There are as many ways to live a life as there are people. We are all unique. Every one of us. Yet we share a lot in common. This is one of the most difficult paradoxes or dilemmas for all of us. How much do we want to emphasise our differences and how much our commonalities? Let’s start with uniqueness. We have a highly developed immune system whose purpose is to identify absolutely everything that is “not me”. Whether that is a virus, a bacterium, a piece of wood or a thorn, a tissue or organ donated to us by somebody else, a cancer cell, infact simply anything that does not carry the perfectly unique stamp of “me”. What the immune system does is identify any of these “not me” things then try to remove them. There are an incredibly complex set of mechanisms involved in these apparently simple processes and they are all running absolutely all the time. Without a healthy immune system we get sick and we die. Uniqueness, and the protection of that uniqueness is essential to life.

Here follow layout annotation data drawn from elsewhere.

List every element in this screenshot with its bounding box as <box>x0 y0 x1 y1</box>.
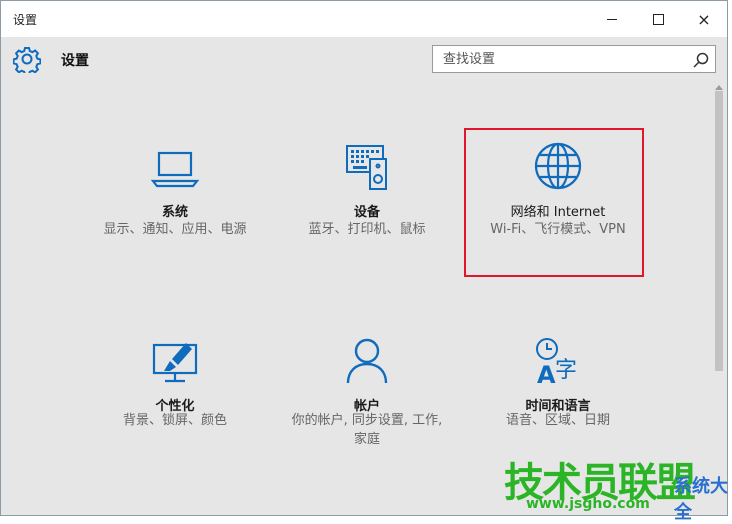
watermark-url: www.jsgho.com <box>526 496 650 512</box>
laptop-icon <box>150 151 200 188</box>
maximize-icon <box>652 13 664 25</box>
svg-text:字: 字 <box>555 358 577 383</box>
tile-description: 背景、锁屏、颜色 <box>122 413 227 428</box>
personalization-icon <box>152 343 198 383</box>
tile-title: 系统 <box>161 205 188 220</box>
close-button[interactable]: × <box>681 1 727 37</box>
account-icon <box>346 338 388 384</box>
tile-description: 你的帐户, 同步设置, 工作, 家庭 <box>291 413 443 447</box>
settings-header: 设置 <box>1 37 727 83</box>
window-title: 设置 <box>13 13 38 27</box>
highlight-box <box>464 128 644 277</box>
time-language-icon: A 字 <box>536 338 577 389</box>
tile-description: 显示、通知、应用、电源 <box>103 222 247 237</box>
tile-personalization[interactable]: 个性化 背景、锁屏、颜色 <box>85 331 265 481</box>
title-bar[interactable]: 设置 × <box>1 1 727 37</box>
search-input[interactable] <box>433 46 703 72</box>
page-title: 设置 <box>61 53 89 69</box>
tile-system[interactable]: 系统 显示、通知、应用、电源 <box>85 133 265 283</box>
tile-description: 语音、区域、日期 <box>505 413 610 428</box>
scroll-thumb[interactable] <box>715 91 723 371</box>
svg-text:A: A <box>537 361 556 389</box>
devices-icon <box>346 145 387 190</box>
settings-window: 设置 × 设置 查找设置 系统 显示、通知、应用、电源 设备 蓝牙、打印机、鼠标… <box>0 0 728 516</box>
tile-devices[interactable]: 设备 蓝牙、打印机、鼠标 <box>277 133 457 283</box>
tile-description: 蓝牙、打印机、鼠标 <box>308 222 426 237</box>
minimize-icon <box>607 18 617 20</box>
tile-title: 设备 <box>353 205 380 220</box>
watermark: 技术员联盟 系统大全 www.jsgho.com <box>504 450 732 523</box>
scroll-up-icon[interactable] <box>715 83 723 91</box>
watermark-sub: 系统大全 <box>674 476 728 523</box>
maximize-button[interactable] <box>635 1 681 37</box>
minimize-button[interactable] <box>589 1 635 37</box>
tile-accounts[interactable]: 帐户 你的帐户, 同步设置, 工作, 家庭 <box>277 331 457 481</box>
scrollbar[interactable] <box>713 83 725 513</box>
gear-icon <box>13 47 41 73</box>
search-icon[interactable] <box>691 50 711 70</box>
search-box[interactable] <box>432 45 716 73</box>
close-icon: × <box>697 9 711 29</box>
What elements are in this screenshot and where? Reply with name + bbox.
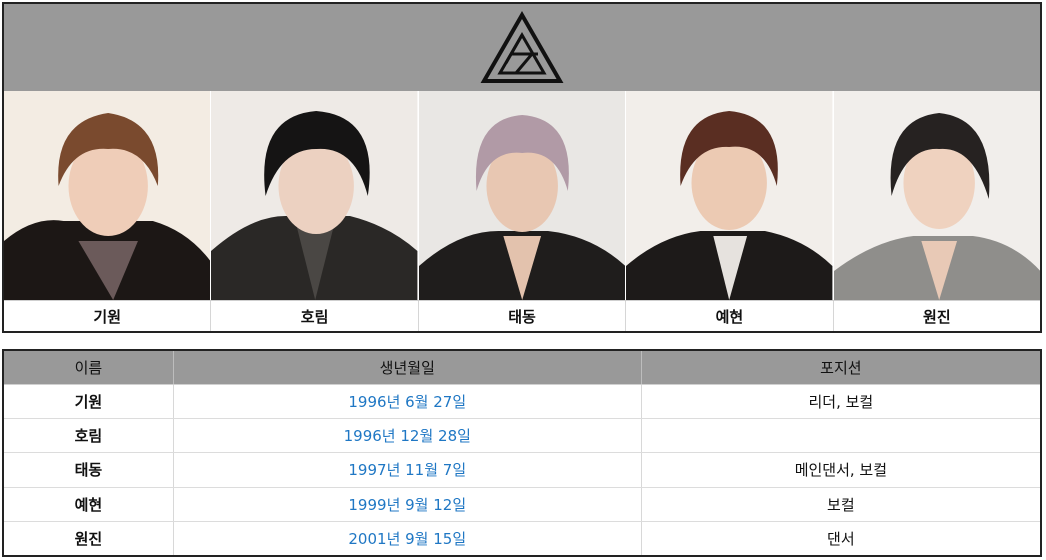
member-photo-wonjin[interactable] — [833, 91, 1041, 300]
row-position: 메인댄서, 보컬 — [641, 452, 1041, 488]
table-row: 예현 1999년 9월 12일 보컬 — [3, 487, 1041, 523]
triangle-logo-icon — [480, 10, 564, 83]
member-photo-horim[interactable] — [211, 91, 419, 300]
row-position: 댄서 — [827, 530, 855, 549]
row-position: 리더, 보컬 — [641, 384, 1041, 419]
member-photo-taedong[interactable] — [418, 91, 627, 300]
row-name: 호림 — [3, 418, 174, 454]
row-position — [641, 418, 1041, 454]
row-name: 태동 — [3, 452, 174, 488]
birthdate-link[interactable]: 1996년 6월 27일 — [348, 393, 466, 411]
member-name: 호림 — [211, 301, 419, 331]
table-row: 원진 2001년 9월 15일 댄서 — [3, 521, 1041, 556]
birthdate-link[interactable]: 1996년 12월 28일 — [344, 427, 471, 445]
member-name: 원진 — [923, 307, 951, 326]
row-name: 기원 — [3, 384, 174, 419]
table-row: 호림 1996년 12월 28일 — [3, 418, 1041, 454]
logo-banner — [4, 4, 1040, 91]
header-birthdate: 생년월일 — [173, 350, 642, 385]
header-name: 이름 — [3, 350, 174, 385]
row-name: 원진 — [3, 521, 174, 556]
birthdate-link[interactable]: 2001년 9월 15일 — [348, 530, 466, 548]
member-name: 예현 — [626, 301, 834, 331]
photo-row — [4, 91, 1041, 300]
member-card: 기원 호림 태동 예현 원진 — [2, 2, 1042, 333]
row-name: 예현 — [3, 487, 174, 523]
member-photo-kiwon[interactable] — [4, 91, 212, 300]
header-position: 포지션 — [641, 350, 1041, 385]
member-photo-yehyun[interactable] — [626, 91, 834, 300]
row-position: 보컬 — [641, 487, 1041, 523]
table-header-row: 이름 생년월일 포지션 — [3, 350, 1041, 385]
table-row: 기원 1996년 6월 27일 리더, 보컬 — [3, 384, 1041, 419]
birthdate-link[interactable]: 1999년 9월 12일 — [348, 496, 466, 514]
member-name: 기원 — [4, 301, 212, 331]
birthdate-link[interactable]: 1997년 11월 7일 — [348, 461, 466, 479]
member-profile-table: 이름 생년월일 포지션 기원 1996년 6월 27일 리더, 보컬 호림 19… — [2, 349, 1042, 557]
member-name: 태동 — [419, 301, 627, 331]
table-row: 태동 1997년 11월 7일 메인댄서, 보컬 — [3, 452, 1041, 488]
member-name-row: 기원 호림 태동 예현 원진 — [4, 300, 1040, 331]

There’s more to uniqueness however than our physical bodies. The non-physical part of us (let’s call that the “self”) is also unique. Where do we find this thing called the “self”? Well, first of all, its not a “thing”. The self exists within the body. Or does it exist within the mind? (oops! that’s going to lead to a hunt for the mind – it’s in the brain somewhere, isn’t it? Em, actually, no! Mostly yes, but not entirely!) Some have used the term “embedded” or, even, “embodied” to convey the idea that the self cannot be understood except within the context of the individual body. (I’ll return to that later because that takes us off down the track of consciousness studies and the mind-body problem – and that’s too long a digression for here!) It’s true that as a medical student the first patient I ever met had a body but no self. He was dead. Had been for a long time. When I studied Medicine at the University of Edinburgh the first three years of the course was called “Medical Sciences” and in Year 2 we studied Anatomy. The first patient I met was on the dissection table and smelled very strongly of formalin. It was another two years before I met a live patient. What does that tell you about the way doctors are trained to think? (actually, most Medical Schools are more enlightened now and introduce the young students to live patients from the outset. However, the body-focussed, in fact, pathology-focussed approach still reigns supreme.)
But let’s return to living human beings. A living human being has not only a unique physical body but has unique ways of perceiving (sensing) , of thinking and feeling , and of behaving (acting). To sense, think and act we use our whole self – body and mind. (Ok, someone will read this and think “what about the spirit?” Can I get back to that later? It’s an interesting subject, but, hey, this dealing with the body and the mind is complicated enough so far without introducing another controversial element!)
Most of this sensing and acting goes on automatically. The thinking tends, if at all, to come a bit later. You don’t believe me? Well, it’s true. The brain has developed in such a way that the sensory inputs from the world are processed directly in the depths of the brain which automatically reacts to the information. If somebody jumps out at you at night you see and hear them, and your heart starts to race, your eyes shoot wide open, your legs and hands start to tremble and you are ready to either defend yourself or run away, all without having had to think about it. The thinking “I’m scared!”, or “What the….?!!!” happens just slightly after the brain and the body has already adjusted to the threat.
Most of what happens inside us happens automatically. And just as well really, can you imagine having to remember to breathe out every time you breathed in? Would you really want to know and constantly control what’s going on inside your bowel? I don’t think so. However, we have amazing abilities to become aware of what’s going on both inside and outside us, which allows us to make choices and so take much more sophisticated and complex actions in response to the situations which occur every day. More than this, what our minds especially give us is the ability to make sense of things.
As human beings we are the most meaning-seeking of all creatures. We always want to understand what is happening, to make sense of our experiences and we do that through an incredible device – storytelling. In fact, it could be argued that the self is a narrative construct (but, hey, there’s something else to return to later!). One of the great advantages of making sense of things is that we learn, we grow, we develop, and in the process become better able to deal with the world in which we find ourselves.
So, here is the nub of the issue and the basis of this entire site – we function automatically – like zombies – and we learn, we choose and we grow – like heroes.
Joseph Campbell, who studied myths around the world, identified key themes which occur in all mythologies . Think back to when you were a child and you were told a “Once upon a time….” story. A typical story has a main character who has to undergo a series of challenges to win the prize. For example, the prince wants to marry the princess but first of all has to slay the dragon and rid the country of the evil spell cast by the wicked witch. As he overcomes the dangers, slays the dragon, outwits the witch, and so on, he grows, he gains certain new skills and abilities – “boons” – so that in the end he has developed into the man who is worthy of the princess. Well, we are all that character. We are the main character in the stories of our own lives. We have desires we want to have fulfilled and we have the chance to develop and to grow as we deal with the various challenges and difficulties that life throws our way. In the end, we are the heroes of our tales. But what if we don’t accept the challenges? What if we don’t notice what’s possible? What if we don’t make sense of our lives and instead just default to the automatic pilot function? Then we live the life of zombies.
This is your choice. What kind of life do you want? The life of a hero? Or the life of a zombie?